Réunis à Johannesburg (Afrique du Sud) ce jour-là, les Brics (Brésil, Russie, Inde, Chine, Afrique du Sud) ont annoncé une expansion du bloc des pays émergents qui cherche à étendre son influence et intègrera dès janvier six nouveaux membres. L'Iran, l'Argentine, l'Egypte, l'Ethiopie, l'Arabie Saoudite et les Émirats arabes unis ont été invités à rejoindre le groupe (lien archivé ici), a ainsi annoncé le président sud-africain Cyril Ramaphosa.
Parmi eux, l'Arabie saoudite, l'Iran et les Emirats arabes unis sont d'importants producteurs d'or noir et membres de l'Organisation des pays exportateurs de pétrole (lien archivé ici), organisation intergouvernementale composée de 13 pays membres (lien archivé ici), auxquels il faut ajouter 10 autres pays membres d’une nouvelle alliance pétrolière nommée OPEP+.
Ce "tournant historique" est le signe que "les USA sont en train de perdre l'arme du dollar", avancent certains posts, ajoutant que "si la France veut limiter la casse il faut virer tous ces traitres européistes."
"En U.E et aux U.S.A nous allons bientôt marcher à pied ou aller à bicyclette...", commentent encore d'autres légendes.

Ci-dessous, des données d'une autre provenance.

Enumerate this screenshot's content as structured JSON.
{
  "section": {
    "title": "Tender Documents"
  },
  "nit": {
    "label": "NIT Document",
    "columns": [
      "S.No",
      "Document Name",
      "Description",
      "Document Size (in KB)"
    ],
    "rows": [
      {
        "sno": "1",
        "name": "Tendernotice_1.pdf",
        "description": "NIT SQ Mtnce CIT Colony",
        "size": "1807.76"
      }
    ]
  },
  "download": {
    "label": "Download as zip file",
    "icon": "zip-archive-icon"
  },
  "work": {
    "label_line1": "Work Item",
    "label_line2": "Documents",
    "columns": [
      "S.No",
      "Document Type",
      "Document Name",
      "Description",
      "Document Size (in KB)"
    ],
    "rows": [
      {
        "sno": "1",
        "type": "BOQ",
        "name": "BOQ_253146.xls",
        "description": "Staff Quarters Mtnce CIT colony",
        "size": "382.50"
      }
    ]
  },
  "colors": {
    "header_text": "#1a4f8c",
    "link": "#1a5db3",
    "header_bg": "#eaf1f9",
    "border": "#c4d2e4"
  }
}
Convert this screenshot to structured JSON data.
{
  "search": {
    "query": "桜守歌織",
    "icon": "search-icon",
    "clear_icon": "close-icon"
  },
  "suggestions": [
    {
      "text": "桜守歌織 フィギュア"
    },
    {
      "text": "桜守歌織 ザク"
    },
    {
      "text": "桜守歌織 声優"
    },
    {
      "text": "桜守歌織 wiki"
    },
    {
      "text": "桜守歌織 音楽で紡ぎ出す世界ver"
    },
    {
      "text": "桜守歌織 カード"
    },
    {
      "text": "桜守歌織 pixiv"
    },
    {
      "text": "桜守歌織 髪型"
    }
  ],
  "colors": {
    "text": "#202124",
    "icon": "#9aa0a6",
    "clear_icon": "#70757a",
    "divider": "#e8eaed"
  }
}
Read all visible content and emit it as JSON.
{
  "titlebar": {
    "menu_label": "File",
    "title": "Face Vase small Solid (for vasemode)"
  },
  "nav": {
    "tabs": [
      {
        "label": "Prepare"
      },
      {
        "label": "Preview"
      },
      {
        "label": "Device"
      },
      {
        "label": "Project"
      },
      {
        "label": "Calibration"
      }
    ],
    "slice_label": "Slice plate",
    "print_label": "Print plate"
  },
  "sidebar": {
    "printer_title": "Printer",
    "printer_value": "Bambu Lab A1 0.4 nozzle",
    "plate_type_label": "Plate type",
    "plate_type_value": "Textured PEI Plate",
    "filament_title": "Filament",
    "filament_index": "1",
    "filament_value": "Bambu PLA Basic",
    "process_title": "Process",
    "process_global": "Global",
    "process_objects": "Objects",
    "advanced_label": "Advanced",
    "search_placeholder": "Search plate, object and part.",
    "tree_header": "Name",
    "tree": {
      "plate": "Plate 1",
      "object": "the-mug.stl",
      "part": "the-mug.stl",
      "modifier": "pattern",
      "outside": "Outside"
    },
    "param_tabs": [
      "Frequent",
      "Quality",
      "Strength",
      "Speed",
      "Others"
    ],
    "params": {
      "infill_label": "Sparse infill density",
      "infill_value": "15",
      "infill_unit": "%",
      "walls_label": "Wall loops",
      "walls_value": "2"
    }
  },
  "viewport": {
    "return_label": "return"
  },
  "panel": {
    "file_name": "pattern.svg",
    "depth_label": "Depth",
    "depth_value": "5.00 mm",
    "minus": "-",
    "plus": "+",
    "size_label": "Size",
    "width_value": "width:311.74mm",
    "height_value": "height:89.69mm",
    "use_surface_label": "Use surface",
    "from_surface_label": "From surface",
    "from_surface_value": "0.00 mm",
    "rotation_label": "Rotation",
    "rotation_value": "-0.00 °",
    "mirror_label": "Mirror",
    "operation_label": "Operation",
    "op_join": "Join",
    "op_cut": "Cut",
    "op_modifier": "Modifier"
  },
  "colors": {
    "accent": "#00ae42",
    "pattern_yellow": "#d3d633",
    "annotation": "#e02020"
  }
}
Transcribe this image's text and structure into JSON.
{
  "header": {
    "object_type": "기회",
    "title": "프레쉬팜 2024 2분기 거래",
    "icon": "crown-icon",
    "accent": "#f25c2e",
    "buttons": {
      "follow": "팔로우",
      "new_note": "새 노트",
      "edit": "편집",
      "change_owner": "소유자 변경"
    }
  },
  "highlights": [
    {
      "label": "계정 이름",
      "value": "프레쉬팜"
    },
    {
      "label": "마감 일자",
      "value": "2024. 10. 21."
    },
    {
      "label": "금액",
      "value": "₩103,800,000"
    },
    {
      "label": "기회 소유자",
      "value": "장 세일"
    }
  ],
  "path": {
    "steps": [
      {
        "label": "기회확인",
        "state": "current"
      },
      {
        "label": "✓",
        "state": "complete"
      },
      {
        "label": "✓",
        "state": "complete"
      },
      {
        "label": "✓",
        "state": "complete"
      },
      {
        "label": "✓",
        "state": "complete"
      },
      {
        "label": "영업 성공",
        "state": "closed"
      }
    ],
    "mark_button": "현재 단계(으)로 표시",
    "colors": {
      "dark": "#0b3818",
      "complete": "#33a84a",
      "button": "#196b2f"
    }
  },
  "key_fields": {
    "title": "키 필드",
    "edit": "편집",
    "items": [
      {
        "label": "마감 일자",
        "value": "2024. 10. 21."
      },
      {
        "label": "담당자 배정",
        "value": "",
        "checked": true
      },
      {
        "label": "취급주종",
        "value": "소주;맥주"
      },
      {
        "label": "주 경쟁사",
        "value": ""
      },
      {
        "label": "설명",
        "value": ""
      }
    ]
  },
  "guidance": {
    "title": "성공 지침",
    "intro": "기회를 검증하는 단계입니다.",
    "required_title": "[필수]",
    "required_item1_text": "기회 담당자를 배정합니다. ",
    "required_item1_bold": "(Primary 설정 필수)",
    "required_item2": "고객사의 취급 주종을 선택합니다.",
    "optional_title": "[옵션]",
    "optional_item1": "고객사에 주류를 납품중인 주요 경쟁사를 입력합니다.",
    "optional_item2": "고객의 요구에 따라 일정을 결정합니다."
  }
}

Des assertions similaires circulent dans d'autres langues, accompagnées du même visuel, notamment en polonais (lien archivé ici), en slovaque (lien archivé ici) et en anglais (lien archivé ici), cette dernière publication cumulant 2,5 millions de vues.
"Il en va de même pour la forte croissance du PIB des nouveaux pays BRICS. Il représentera 30% du PIB mondial et dépassera les 30 000 milliards de dollars", complètent plusieurs messages.
L'élargissement du bloc va effectivement entraîner une augmentation de son PIB global et un changement géopolitique majeur sur la scène internationale.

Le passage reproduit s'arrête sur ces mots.